Brute force cross-validation (CV) is a method for predictive assessment and model selection that is general and applicable to a wide range of Bayesian models. However, in many cases brute force CV is too computationally burdensome to form part of interactive modeling workflows, especially when inference relies on Markov chain Monte Carlo (MCMC). In this paper we present a method for conducting fast Bayesian CV by massively parallel MCMC. On suitable accelerator hardware, for many applications our approach is about as fast (in wall clock time) as a single full-data model fit. Parallel CV is more flexible than existing fast CV approximation methods because it can easily exploit a wide range of scoring rules and data partitioning schemes. This is particularly useful for CV methods designed for non-exchangeable data. Our approach also delivers accurate estimates of Monte Carlo and CV uncertainty. In addition to parallelizing computations, parallel CV speeds up inference by reusing information from earlier MCMC adaptation and inference obtained during initial model fitting and checking of the full-data model. We propose MCMC diagnostics for parallel CV applications, including a summary of MCMC mixing based on the popular potential scale reduction factor ($\hat{R}$) and MCMC effective sample size ($\widehat{ESS}$) measures. Furthermore, we describe a method for determining whether an $\hat{R}$ diagnostic indicates approximate stationarity of the chains, that may be of more general interest for applications beyond parallel CV. For parallel CV to work on memory-constrained computing accelerators, we show that parallel CV and associated diagnostics can be implemented using online (streaming) algorithms ideal for parallel computing environments with limited memory. Constant memory algorithms allow parallel CV to scale up to very large blocking designs.

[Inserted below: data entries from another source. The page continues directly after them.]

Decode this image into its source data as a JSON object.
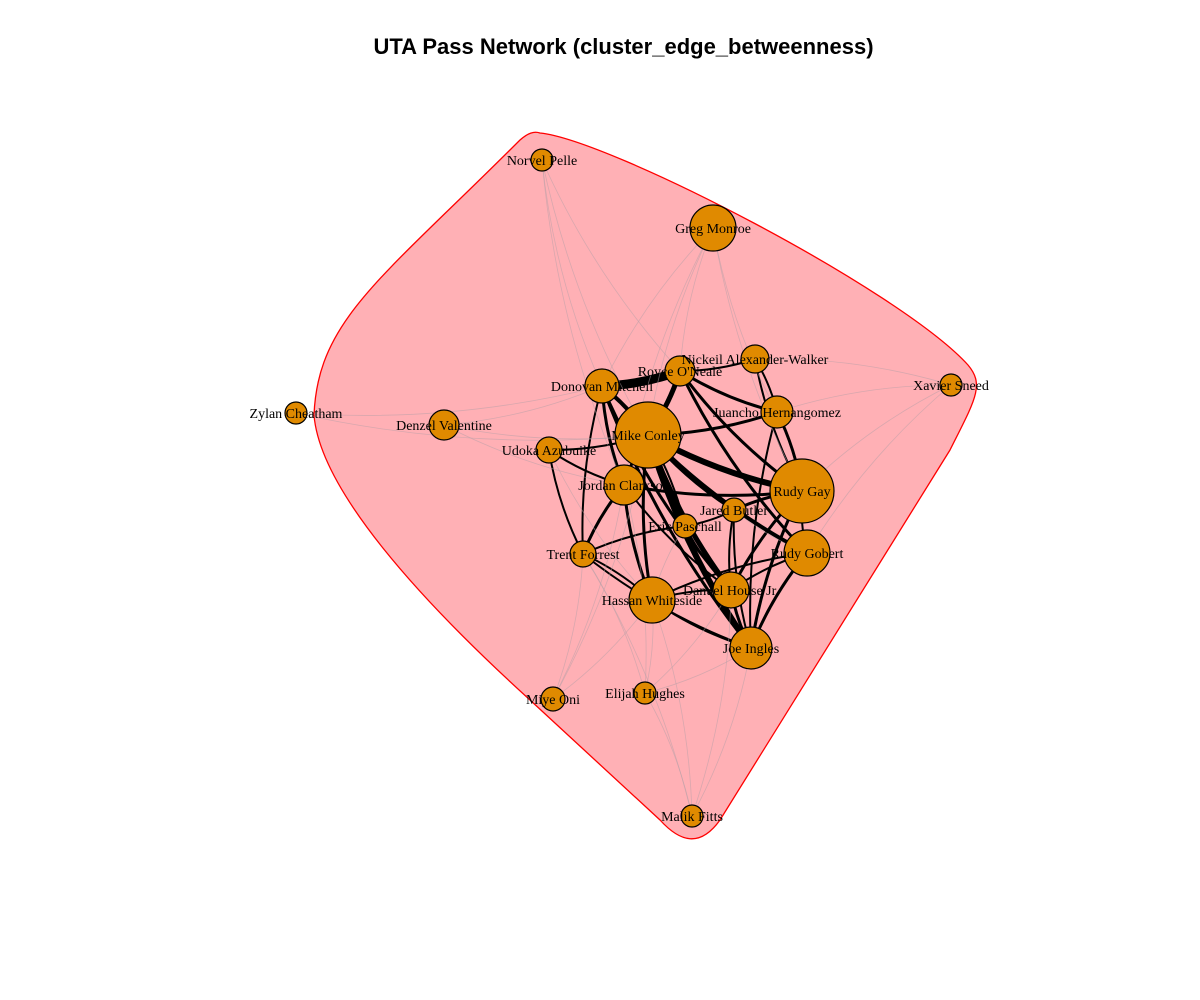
{
  "title": "UTA Pass Network (cluster_edge_betweenness)",
  "colors": {
    "node_fill": "#e08a00",
    "node_stroke": "#000000",
    "cluster_fill": "#ffb0b5",
    "cluster_stroke": "#ff0000",
    "edge_strong": "#000000",
    "edge_faint": "#b8a0a8"
  },
  "nodes": [
    {
      "id": "norvel",
      "label": "Norvel Pelle",
      "size": 11
    },
    {
      "id": "greg",
      "label": "Greg Monroe",
      "size": 23
    },
    {
      "id": "nickeil",
      "label": "Nickeil Alexander-Walker",
      "size": 14
    },
    {
      "id": "royce",
      "label": "Royce O'Neale",
      "size": 15
    },
    {
      "id": "xavier",
      "label": "Xavier Sneed",
      "size": 11
    },
    {
      "id": "donovan",
      "label": "Donovan Mitchell",
      "size": 17
    },
    {
      "id": "juancho",
      "label": "Juancho Hernangomez",
      "size": 16
    },
    {
      "id": "zylan",
      "label": "Zylan Cheatham",
      "size": 11
    },
    {
      "id": "denzel",
      "label": "Denzel Valentine",
      "size": 15
    },
    {
      "id": "mike",
      "label": "Mike Conley",
      "size": 33
    },
    {
      "id": "udoka",
      "label": "Udoka Azubuike",
      "size": 13
    },
    {
      "id": "rudygay",
      "label": "Rudy Gay",
      "size": 32
    },
    {
      "id": "jordan",
      "label": "Jordan Clarkson",
      "size": 20
    },
    {
      "id": "jared",
      "label": "Jared Butler",
      "size": 12
    },
    {
      "id": "eric",
      "label": "Eric Paschall",
      "size": 12
    },
    {
      "id": "trent",
      "label": "Trent Forrest",
      "size": 13
    },
    {
      "id": "gobert",
      "label": "Rudy Gobert",
      "size": 23
    },
    {
      "id": "danuel",
      "label": "Danuel House Jr.",
      "size": 18
    },
    {
      "id": "hassan",
      "label": "Hassan Whiteside",
      "size": 23
    },
    {
      "id": "joe",
      "label": "Joe Ingles",
      "size": 21
    },
    {
      "id": "miye",
      "label": "Miye Oni",
      "size": 12
    },
    {
      "id": "elijah",
      "label": "Elijah Hughes",
      "size": 11
    },
    {
      "id": "malik",
      "label": "Malik Fitts",
      "size": 11
    }
  ],
  "edges": [
    {
      "s": "donovan",
      "t": "royce",
      "w": 9
    },
    {
      "s": "mike",
      "t": "rudygay",
      "w": 6
    },
    {
      "s": "mike",
      "t": "royce",
      "w": 5
    },
    {
      "s": "mike",
      "t": "donovan",
      "w": 4
    },
    {
      "s": "mike",
      "t": "joe",
      "w": 6
    },
    {
      "s": "mike",
      "t": "gobert",
      "w": 4
    },
    {
      "s": "mike",
      "t": "danuel",
      "w": 5
    },
    {
      "s": "mike",
      "t": "hassan",
      "w": 3
    },
    {
      "s": "mike",
      "t": "jordan",
      "w": 3
    },
    {
      "s": "mike",
      "t": "juancho",
      "w": 3
    },
    {
      "s": "mike",
      "t": "jared",
      "w": 3
    },
    {
      "s": "royce",
      "t": "rudygay",
      "w": 3
    },
    {
      "s": "royce",
      "t": "gobert",
      "w": 3
    },
    {
      "s": "royce",
      "t": "juancho",
      "w": 3
    },
    {
      "s": "royce",
      "t": "nickeil",
      "w": 2
    },
    {
      "s": "donovan",
      "t": "jordan",
      "w": 3
    },
    {
      "s": "donovan",
      "t": "danuel",
      "w": 3
    },
    {
      "s": "donovan",
      "t": "joe",
      "w": 3
    },
    {
      "s": "donovan",
      "t": "trent",
      "w": 2
    },
    {
      "s": "jordan",
      "t": "rudygay",
      "w": 3
    },
    {
      "s": "jordan",
      "t": "trent",
      "w": 3
    },
    {
      "s": "jordan",
      "t": "hassan",
      "w": 3
    },
    {
      "s": "jordan",
      "t": "danuel",
      "w": 2
    },
    {
      "s": "rudygay",
      "t": "joe",
      "w": 3
    },
    {
      "s": "rudygay",
      "t": "danuel",
      "w": 3
    },
    {
      "s": "rudygay",
      "t": "juancho",
      "w": 3
    },
    {
      "s": "rudygay",
      "t": "jared",
      "w": 3
    },
    {
      "s": "rudygay",
      "t": "gobert",
      "w": 2
    },
    {
      "s": "gobert",
      "t": "joe",
      "w": 3
    },
    {
      "s": "gobert",
      "t": "danuel",
      "w": 2
    },
    {
      "s": "gobert",
      "t": "hassan",
      "w": 2
    },
    {
      "s": "danuel",
      "t": "joe",
      "w": 3
    },
    {
      "s": "danuel",
      "t": "hassan",
      "w": 2
    },
    {
      "s": "hassan",
      "t": "joe",
      "w": 2
    },
    {
      "s": "hassan",
      "t": "trent",
      "w": 2
    },
    {
      "s": "eric",
      "t": "mike",
      "w": 2
    },
    {
      "s": "eric",
      "t": "jared",
      "w": 2
    },
    {
      "s": "eric",
      "t": "danuel",
      "w": 2
    },
    {
      "s": "eric",
      "t": "trent",
      "w": 2
    },
    {
      "s": "udoka",
      "t": "jordan",
      "w": 2
    },
    {
      "s": "udoka",
      "t": "mike",
      "w": 2
    },
    {
      "s": "udoka",
      "t": "trent",
      "w": 2
    },
    {
      "s": "juancho",
      "t": "joe",
      "w": 2
    },
    {
      "s": "juancho",
      "t": "nickeil",
      "w": 2
    },
    {
      "s": "nickeil",
      "t": "rudygay",
      "w": 2
    },
    {
      "s": "trent",
      "t": "joe",
      "w": 2
    },
    {
      "s": "jared",
      "t": "joe",
      "w": 2
    },
    {
      "s": "jared",
      "t": "danuel",
      "w": 2
    },
    {
      "s": "greg",
      "t": "mike",
      "w": 0.5
    },
    {
      "s": "greg",
      "t": "royce",
      "w": 0.5
    },
    {
      "s": "greg",
      "t": "donovan",
      "w": 0.5
    },
    {
      "s": "greg",
      "t": "rudygay",
      "w": 0.5
    },
    {
      "s": "greg",
      "t": "juancho",
      "w": 0.5
    },
    {
      "s": "greg",
      "t": "jordan",
      "w": 0.5
    },
    {
      "s": "norvel",
      "t": "mike",
      "w": 0.5
    },
    {
      "s": "norvel",
      "t": "donovan",
      "w": 0.5
    },
    {
      "s": "norvel",
      "t": "royce",
      "w": 0.5
    },
    {
      "s": "norvel",
      "t": "jordan",
      "w": 0.5
    },
    {
      "s": "xavier",
      "t": "rudygay",
      "w": 0.5
    },
    {
      "s": "xavier",
      "t": "juancho",
      "w": 0.5
    },
    {
      "s": "xavier",
      "t": "nickeil",
      "w": 0.5
    },
    {
      "s": "xavier",
      "t": "gobert",
      "w": 0.5
    },
    {
      "s": "zylan",
      "t": "mike",
      "w": 0.5
    },
    {
      "s": "zylan",
      "t": "donovan",
      "w": 0.5
    },
    {
      "s": "denzel",
      "t": "mike",
      "w": 0.5
    },
    {
      "s": "denzel",
      "t": "donovan",
      "w": 0.5
    },
    {
      "s": "denzel",
      "t": "jordan",
      "w": 0.5
    },
    {
      "s": "miye",
      "t": "trent",
      "w": 0.5
    },
    {
      "s": "miye",
      "t": "hassan",
      "w": 0.5
    },
    {
      "s": "miye",
      "t": "jordan",
      "w": 0.5
    },
    {
      "s": "miye",
      "t": "mike",
      "w": 0.5
    },
    {
      "s": "elijah",
      "t": "hassan",
      "w": 0.5
    },
    {
      "s": "elijah",
      "t": "trent",
      "w": 0.5
    },
    {
      "s": "elijah",
      "t": "danuel",
      "w": 0.5
    },
    {
      "s": "elijah",
      "t": "joe",
      "w": 0.5
    },
    {
      "s": "elijah",
      "t": "jordan",
      "w": 0.5
    },
    {
      "s": "malik",
      "t": "joe",
      "w": 0.5
    },
    {
      "s": "malik",
      "t": "hassan",
      "w": 0.5
    },
    {
      "s": "malik",
      "t": "trent",
      "w": 0.5
    },
    {
      "s": "malik",
      "t": "danuel",
      "w": 0.5
    },
    {
      "s": "malik",
      "t": "elijah",
      "w": 0.5
    },
    {
      "s": "udoka",
      "t": "hassan",
      "w": 0.5
    },
    {
      "s": "eric",
      "t": "hassan",
      "w": 0.5
    },
    {
      "s": "jared",
      "t": "gobert",
      "w": 0.5
    }
  ]
}
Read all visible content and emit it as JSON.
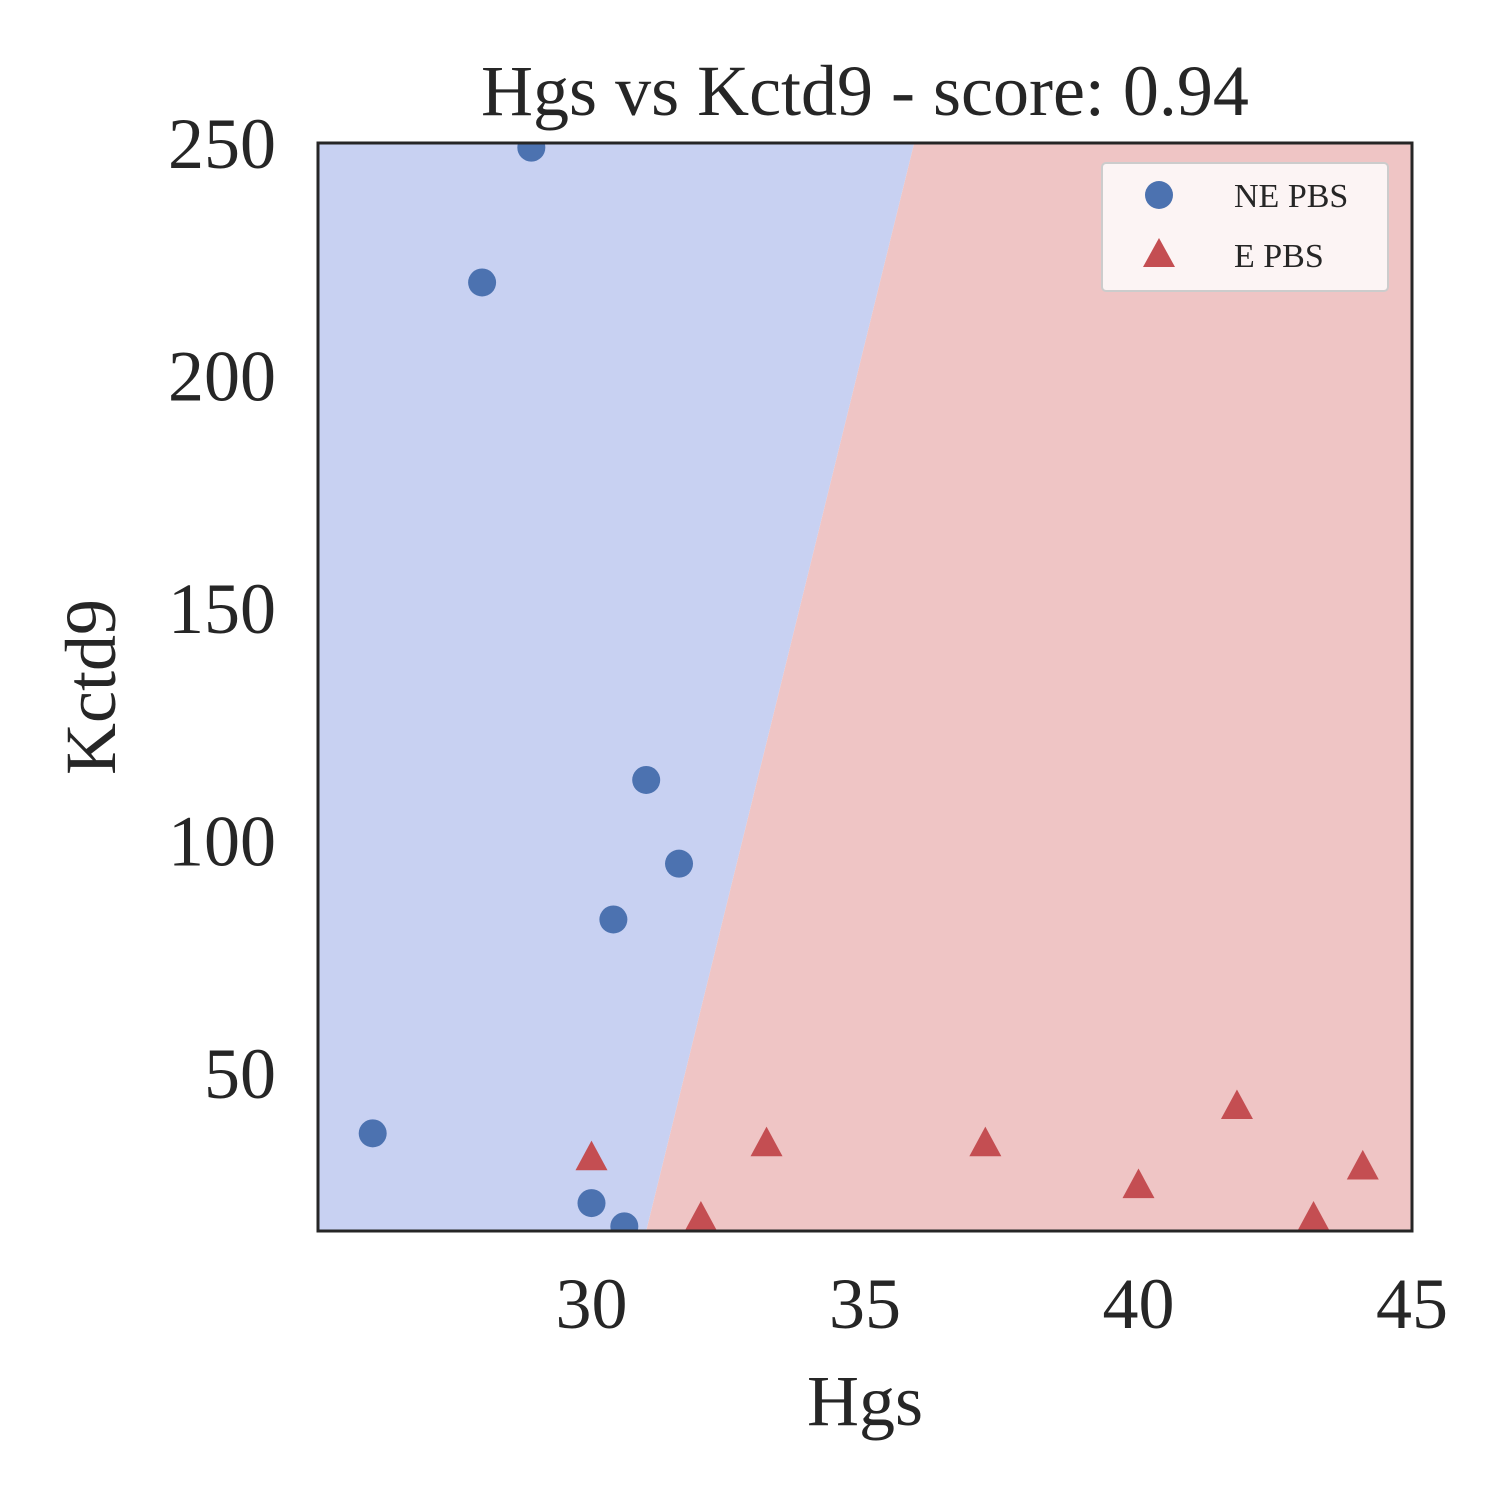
{
  "chart_data": {
    "type": "scatter",
    "title": "Hgs vs Kctd9 - score: 0.94",
    "xlabel": "Hgs",
    "ylabel": "Kctd9",
    "xlim": [
      25,
      45
    ],
    "ylim": [
      16,
      250
    ],
    "xticks": [
      30,
      35,
      40,
      45
    ],
    "yticks": [
      50,
      100,
      150,
      200,
      250
    ],
    "grid": false,
    "legend_position": "top-right",
    "decision_regions": {
      "boundary": [
        [
          31.0,
          16
        ],
        [
          35.9,
          250
        ]
      ],
      "left_color": "#c8d1f2",
      "right_color": "#efc5c5"
    },
    "series": [
      {
        "name": "NE PBS",
        "marker": "circle",
        "color": "#4c72b0",
        "points": [
          [
            28.9,
            249
          ],
          [
            28.0,
            220
          ],
          [
            31.0,
            113
          ],
          [
            31.6,
            95
          ],
          [
            30.4,
            83
          ],
          [
            26.0,
            37
          ],
          [
            30.0,
            22
          ],
          [
            30.6,
            17
          ]
        ]
      },
      {
        "name": "E PBS",
        "marker": "triangle",
        "color": "#c44e52",
        "points": [
          [
            30.0,
            32
          ],
          [
            33.2,
            35
          ],
          [
            37.2,
            35
          ],
          [
            41.8,
            43
          ],
          [
            40.0,
            26
          ],
          [
            44.1,
            30
          ],
          [
            32.0,
            19
          ],
          [
            43.2,
            19
          ]
        ]
      }
    ]
  }
}
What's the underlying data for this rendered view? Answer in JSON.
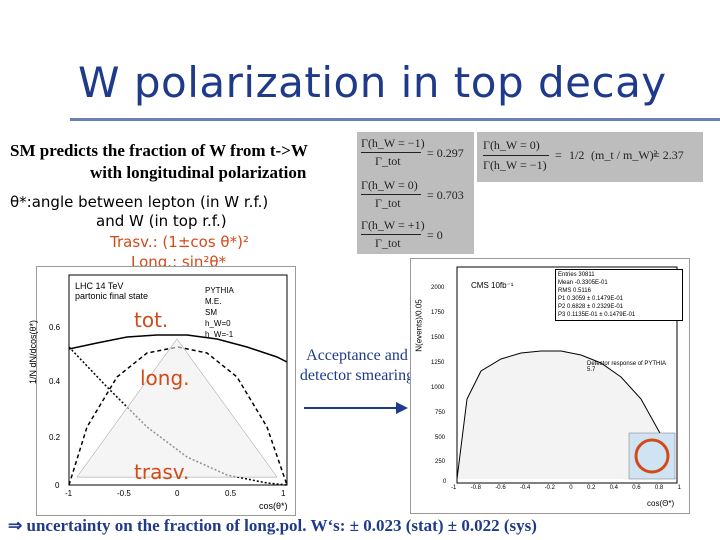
{
  "slide": {
    "title": "W polarization in top decay",
    "sm_line1": "SM predicts the fraction of W from t->W",
    "sm_line2": "with longitudinal polarization",
    "angle_line1": "θ*:angle between lepton (in W r.f.)",
    "angle_line2": "and W (in top r.f.)",
    "angle_line3": "Trasv.: (1±cos θ*)²",
    "angle_line4": "Long.: sin²θ*",
    "acceptance_line1": "Acceptance and",
    "acceptance_line2": "detector smearing",
    "conclusion": "⇒ uncertainty on the fraction of long.pol. W‘s: ± 0.023 (stat) ± 0.022 (sys)"
  },
  "equations": {
    "left": {
      "r1_num": "Γ(h_W = −1)",
      "r1_den": "Γ_tot",
      "r1_val": "= 0.297",
      "r2_num": "Γ(h_W = 0)",
      "r2_den": "Γ_tot",
      "r2_val": "= 0.703",
      "r3_num": "Γ(h_W = +1)",
      "r3_den": "Γ_tot",
      "r3_val": "= 0"
    },
    "right": {
      "num": "Γ(h_W = 0)",
      "den": "Γ(h_W = −1)",
      "eq": "=",
      "frac": "1/2",
      "mass": "(m_t / m_W)²",
      "val": "= 2.37"
    }
  },
  "left_plot": {
    "header1": "LHC 14 TeV",
    "header2": "partonic final state",
    "ylabel": "1/N dN/dcos(θ*)",
    "xlabel": "cos(θ*)",
    "legend": [
      "PYTHIA",
      "M.E.",
      "SM",
      "h_W=0",
      "h_W=-1"
    ],
    "y_ticks": [
      "0.6",
      "0.4",
      "0.2",
      "0"
    ],
    "x_ticks": [
      "-1",
      "-0.5",
      "0",
      "0.5",
      "1"
    ],
    "tot_label": "tot.",
    "long_label": "long.",
    "trasv_label": "trasv."
  },
  "right_plot": {
    "ylabel": "N(events)/0.05",
    "xlabel": "cos(Θ*)",
    "header": "CMS 10fb⁻¹",
    "stats_title": "Entries",
    "stats": [
      [
        "Entries",
        "30811",
        ""
      ],
      [
        "Mean",
        "-0.3305E-01",
        ""
      ],
      [
        "RMS",
        "0.5116",
        ""
      ],
      [
        "P1",
        "0.3059 ±",
        "0.1479E-01"
      ],
      [
        "P2",
        "0.6828 ±",
        "0.2329E-01"
      ],
      [
        "P3",
        "0.1135E-01 ±",
        "0.1479E-01"
      ]
    ],
    "legend": "Detector response of PYTHIA 5.7",
    "y_ticks": [
      "2000",
      "1750",
      "1500",
      "1250",
      "1000",
      "750",
      "500",
      "250",
      "0"
    ],
    "x_ticks": [
      "-1",
      "-0.8",
      "-0.6",
      "-0.4",
      "-0.2",
      "0",
      "0.2",
      "0.4",
      "0.6",
      "0.8",
      "1"
    ]
  },
  "colors": {
    "title": "#1f3a8a",
    "accent_red": "#d24a1a",
    "eq_box": "#bdbdbd"
  }
}
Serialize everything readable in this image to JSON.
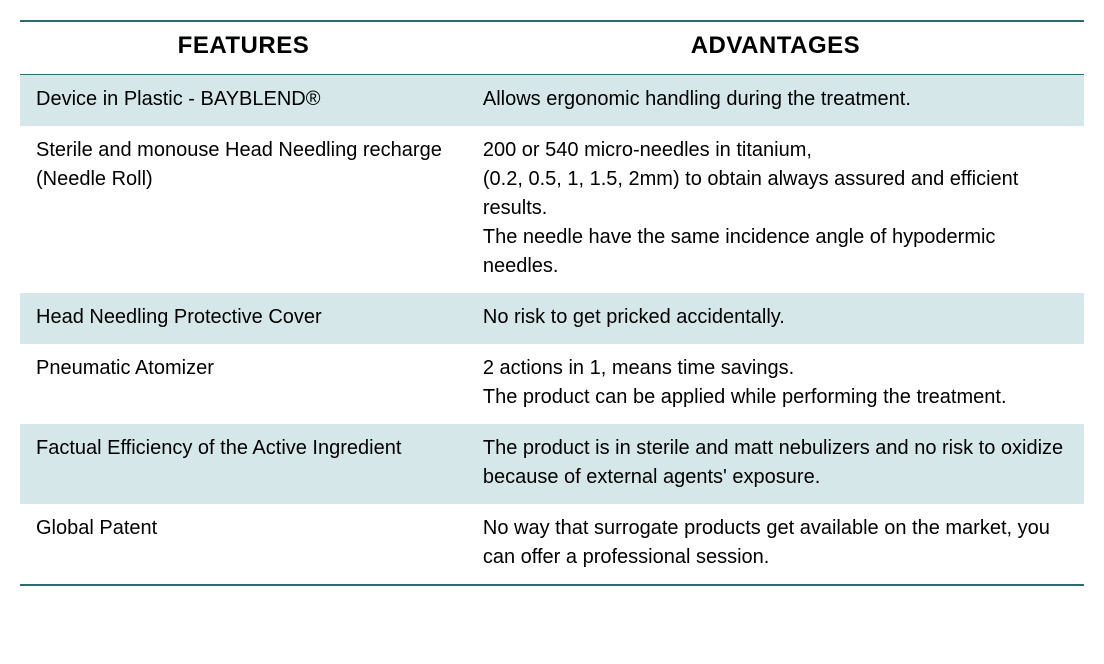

翻译：暴力交叉验证是一种用于预测评估和模型选择的通用方法，可广泛应用于各类贝叶斯模型。然而在许多情况下，尤其是当推断依赖于马尔可夫链蒙特卡洛方法时，暴力交叉验证的计算负担过重，难以融入交互式建模流程。本文提出了一种通过大规模并行MCMC实现快速贝叶斯交叉验证的方法。在合适的加速硬件上，对于许多应用而言，本方法的运行速度（按墙钟时间计算）与单次完整数据模型拟合相当。并行交叉验证比现有快速交叉验证近似方法更具灵活性，因为它能轻松利用各种评分规则和数据划分方案。这对于针对非交换数据设计的交叉验证方法尤为有用。本方法还能准确估算蒙特卡洛误差和交叉验证不确定性。除了实现计算并行化外，并行交叉验证通过复用早期MCMC自适应阶段及初始完整数据模型拟合与检验阶段获取的推断信息来加速推断过程。我们针对并行交叉验证应用提出了MCMC诊断方法，其中包括基于流行的潜在尺度缩减因子（$\hat{R}$）和MCMC有效样本量（$\widehat{ESS}$）指标的MCMC混合度总结。此外，我们描述了一种判断$\hat{R}$诊断指标是否表明链已近似平稳的方法，该方法可能对并行交叉验证之外的应用具有更广泛的参考价值。为使并行交叉验证能在内存受限的计算加速器上运行，我们证明并行交叉验证及相关诊断可采用在线（流式）算法实现，这些算法特别适用于内存有限的并行计算环境。恒定内存算法使并行交叉验证能够扩展至超大规模分块设计。